AI adoption outpaces training, companies struggle to keep up

According to Gartner, companies pursuing AI-led technology migration strategies risk introducing technical debt and exposing operations to failures
Expectations around the technology continue to run ahead of its real-world capabilities
Expectations around the technology continue to run ahead of its real-world capabilities
Updated on
2 min read

AI adoption is moving faster than organisations' ability to train workers and adapt skills to changing job requirements, while expectations around the technology continue to run ahead of its real-world capabilities, according to experts.

A study by Cognizant-Pearson showed that 91% of HR professionals reported increased demand for AI training over the past year, only 60% said learning and development programmes could not keep pace with the speed at which AI is changing jobs. In India, the figure stood at 63%.

"Many firms are treating AI as a technology project, when the bigger challenge is organisational. The companies that benefit most will be those that redesign workflows and management structures, not simply deploy new tools," said a senior analyst at a domestic broking firm.

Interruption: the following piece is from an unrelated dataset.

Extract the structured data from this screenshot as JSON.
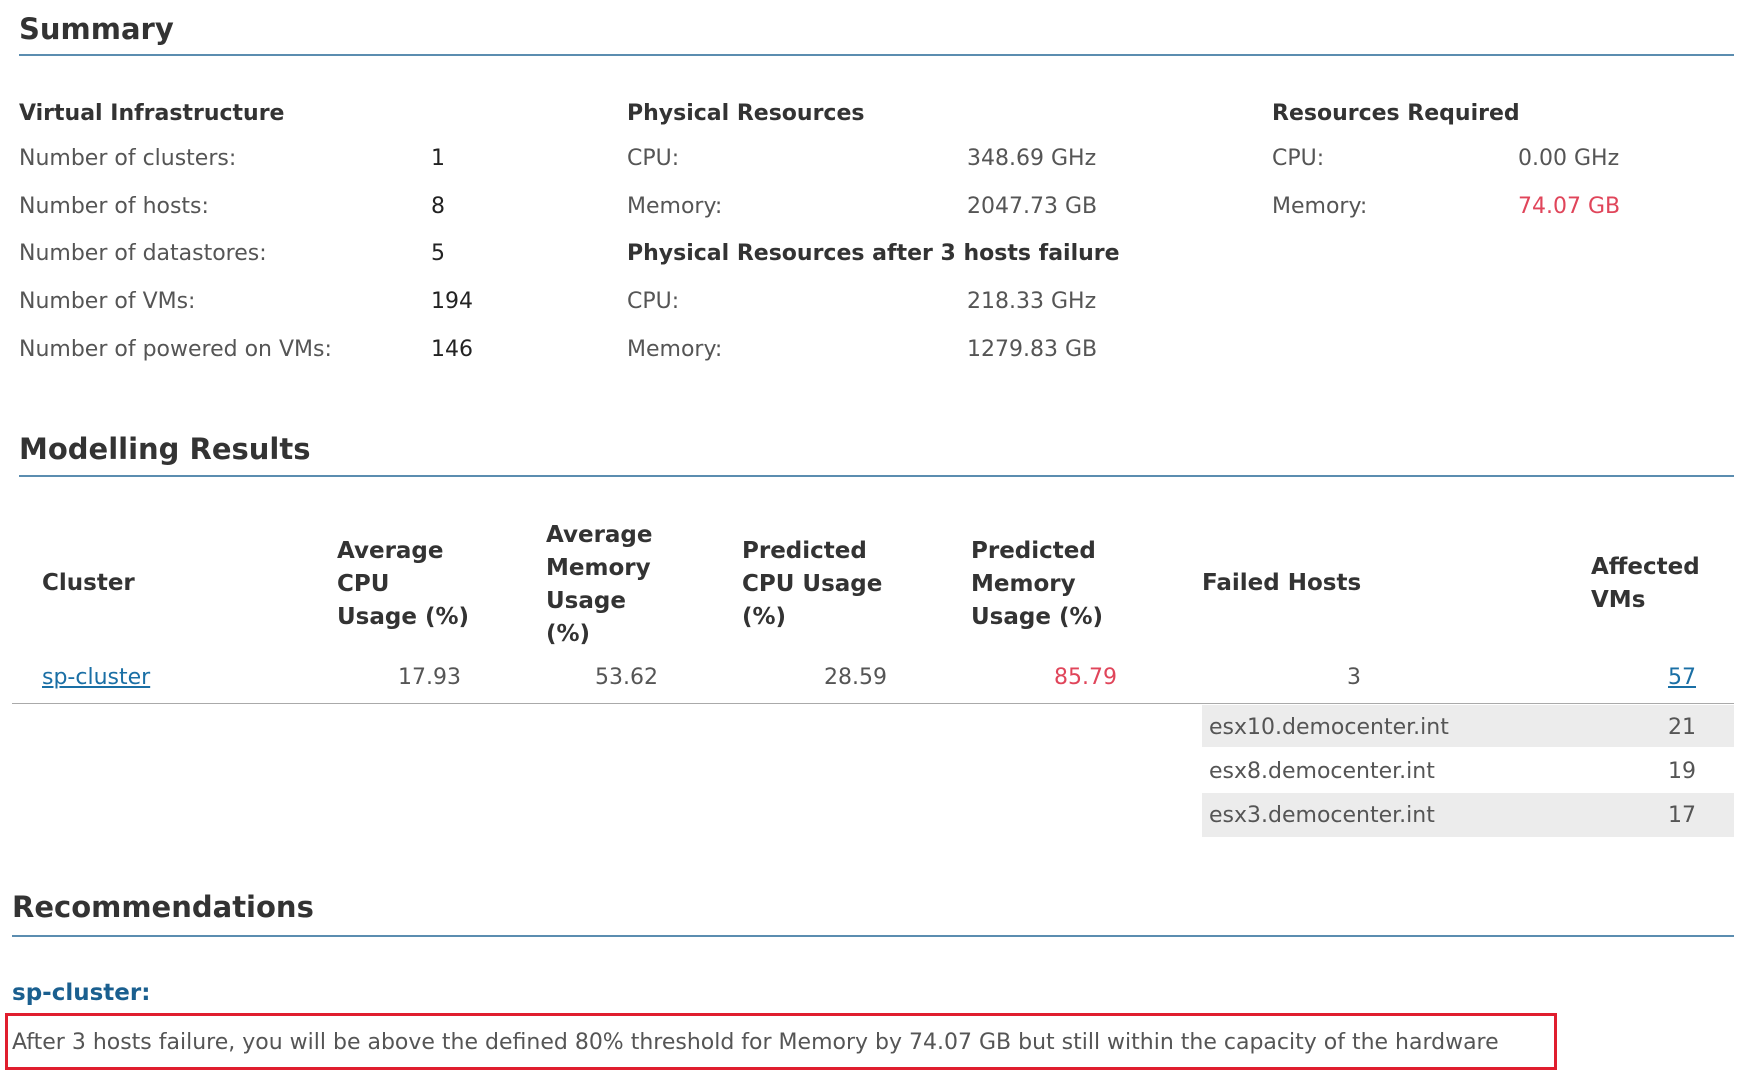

Expectations Outpacing Reality

The findings come as analysts warn that expectations around AI capabilities are running ahead of reality in some areas.

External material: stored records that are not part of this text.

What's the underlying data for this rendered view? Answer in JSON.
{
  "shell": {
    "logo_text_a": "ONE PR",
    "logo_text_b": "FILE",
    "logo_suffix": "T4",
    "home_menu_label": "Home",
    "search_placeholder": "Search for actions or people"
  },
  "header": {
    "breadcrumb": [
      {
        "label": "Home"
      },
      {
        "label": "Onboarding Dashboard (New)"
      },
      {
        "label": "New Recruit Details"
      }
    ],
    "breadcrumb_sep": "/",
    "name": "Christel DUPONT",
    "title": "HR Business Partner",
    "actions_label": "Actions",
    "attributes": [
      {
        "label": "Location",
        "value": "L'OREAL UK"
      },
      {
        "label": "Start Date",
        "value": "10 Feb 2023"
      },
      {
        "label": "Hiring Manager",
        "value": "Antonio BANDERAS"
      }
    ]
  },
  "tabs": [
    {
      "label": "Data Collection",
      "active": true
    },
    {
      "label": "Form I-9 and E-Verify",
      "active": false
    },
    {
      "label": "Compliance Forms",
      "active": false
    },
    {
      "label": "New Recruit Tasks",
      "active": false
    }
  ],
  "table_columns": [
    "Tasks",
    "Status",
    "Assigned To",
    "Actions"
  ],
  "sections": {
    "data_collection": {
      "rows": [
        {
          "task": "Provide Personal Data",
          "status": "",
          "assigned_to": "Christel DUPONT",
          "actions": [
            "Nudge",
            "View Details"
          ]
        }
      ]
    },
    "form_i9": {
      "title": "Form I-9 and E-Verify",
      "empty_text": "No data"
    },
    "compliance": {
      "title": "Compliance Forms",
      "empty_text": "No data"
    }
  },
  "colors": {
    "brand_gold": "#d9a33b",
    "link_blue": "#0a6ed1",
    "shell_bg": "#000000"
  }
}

"There is a widening gap between the marketing promise of GenAI and its real-world ability to transform and migrate complex legacy code," said Alessandro Galimberti, vice-president analyst at Gartner.

According to Gartner, companies pursuing AI-led technology migration strategies risk introducing technical debt and exposing operations to failures. The research firm has predicted that more than 70% of mainframe exit projects initiated this year will fail to deliver their intended benefits because of an overestimation of generative AI tools.

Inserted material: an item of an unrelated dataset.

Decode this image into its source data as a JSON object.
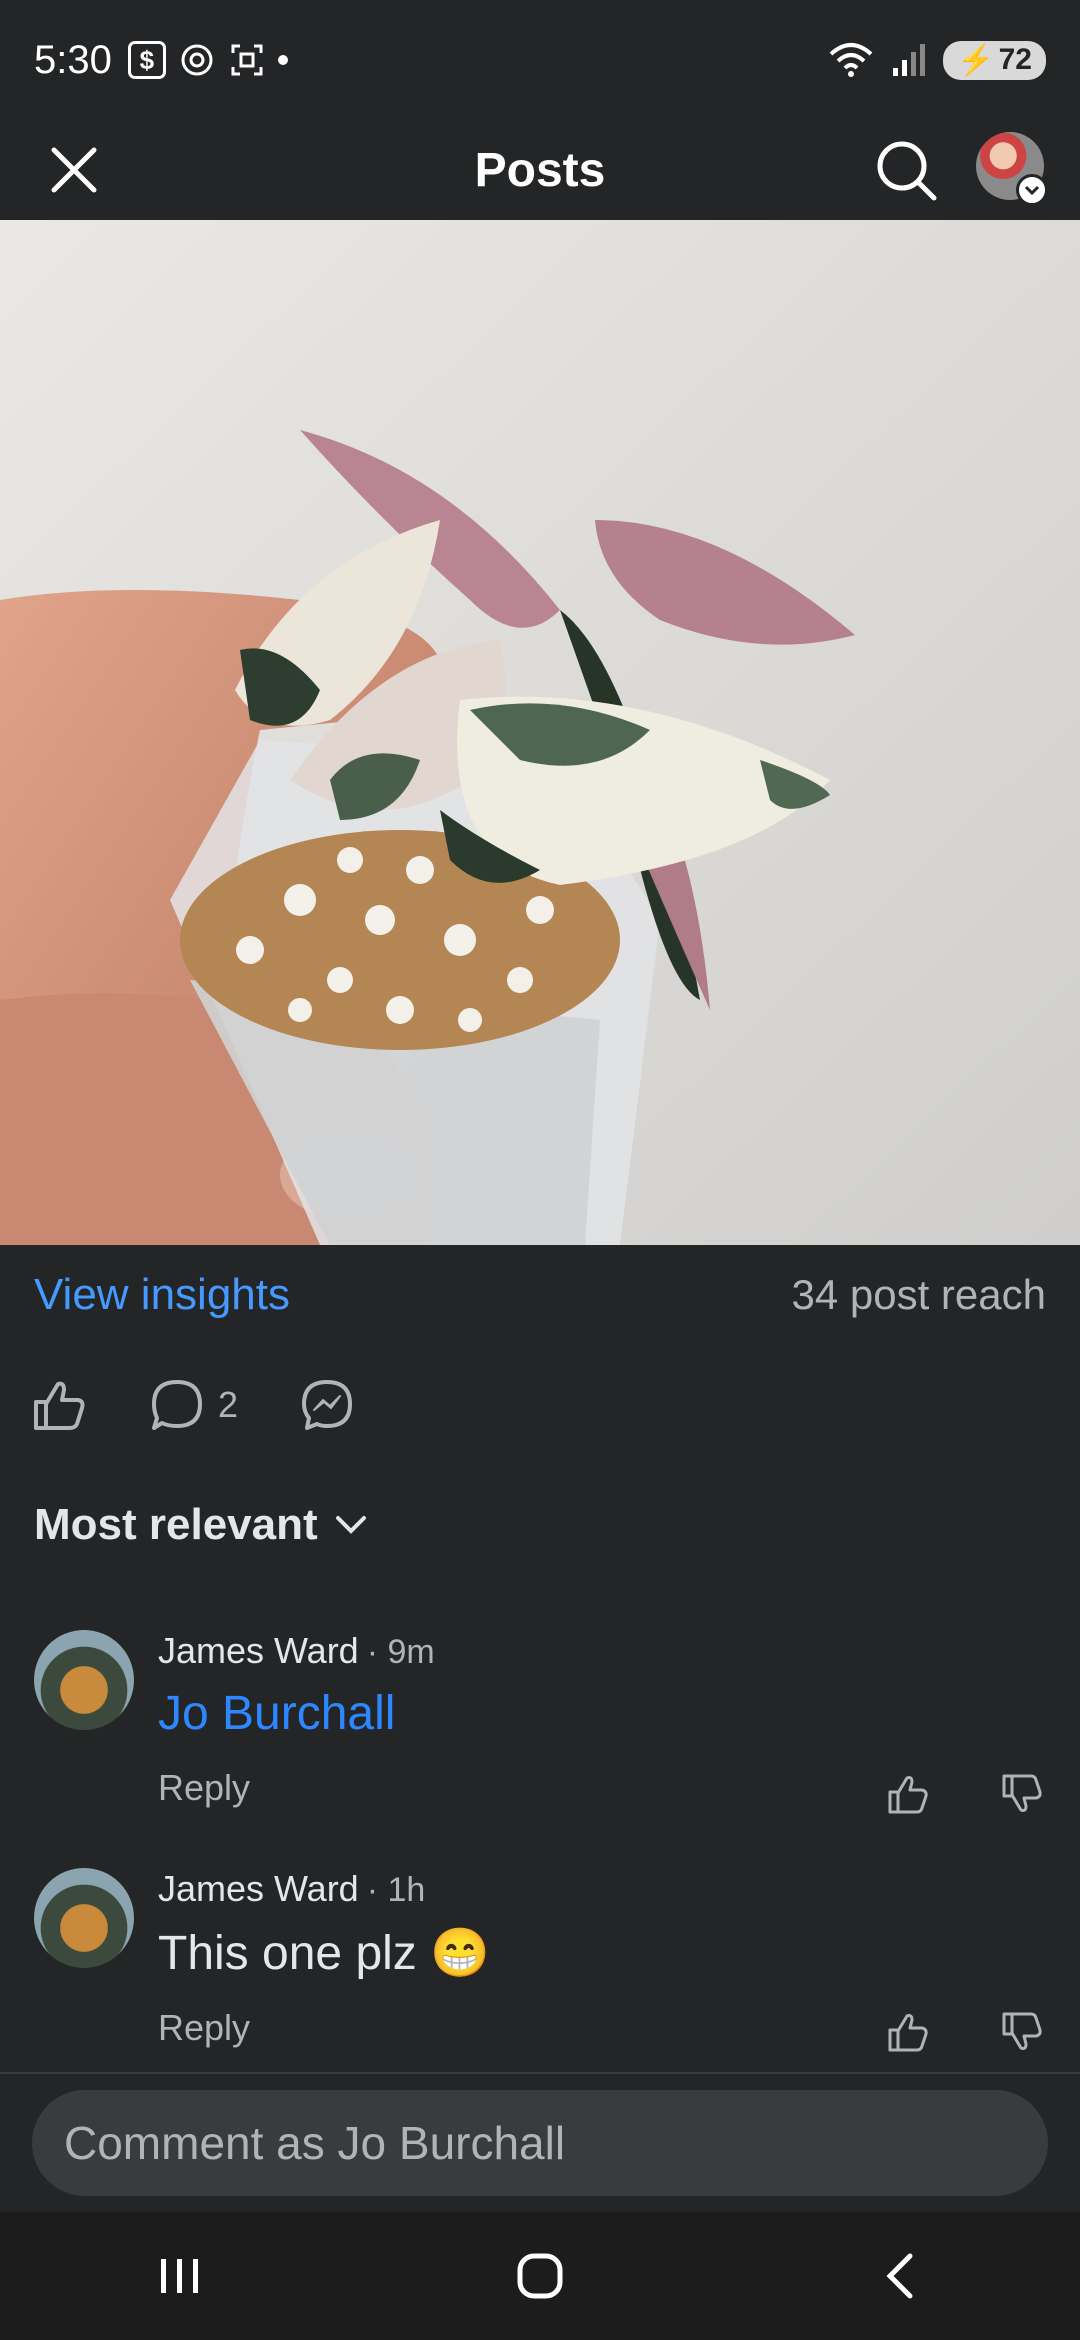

Galimberti said AI could be used more effectively to modernise systems instead of being treated as a solution for large-scale migration projects.

In May even HCLTech had said in a report that 43% of enterprise AI initiatives may fail as leaders face shrinking timelines for impact.

Changing Roles

The Cognizant-Pearson study showed that organisations are changing expectations for workers as AI takes over routine tasks.

Nearly all respondents said entry-level roles would evolve into positions where employees supervise or manage AI systems within the next five years. Most HR leaders also said AI would create new entry-level roles.

"AI is reshaping the talent landscape and exposing the limits of traditional talent and learning models," said Kathy Diaz, chief people officer at Cognizant.

The study found that 37% of entry-level tasks in India are already performed by AI, compared with a global average of 33%.

"We are seeing a fundamental redesign of roles, where early-career talent is expected to work alongside AI and focus on higher-value outcomes. This shift underscores the necessity for extensive reskilling and improved managerial effectiveness," said Rajesh Varrier, president of global operations and chairman and managing director of Cognizant India.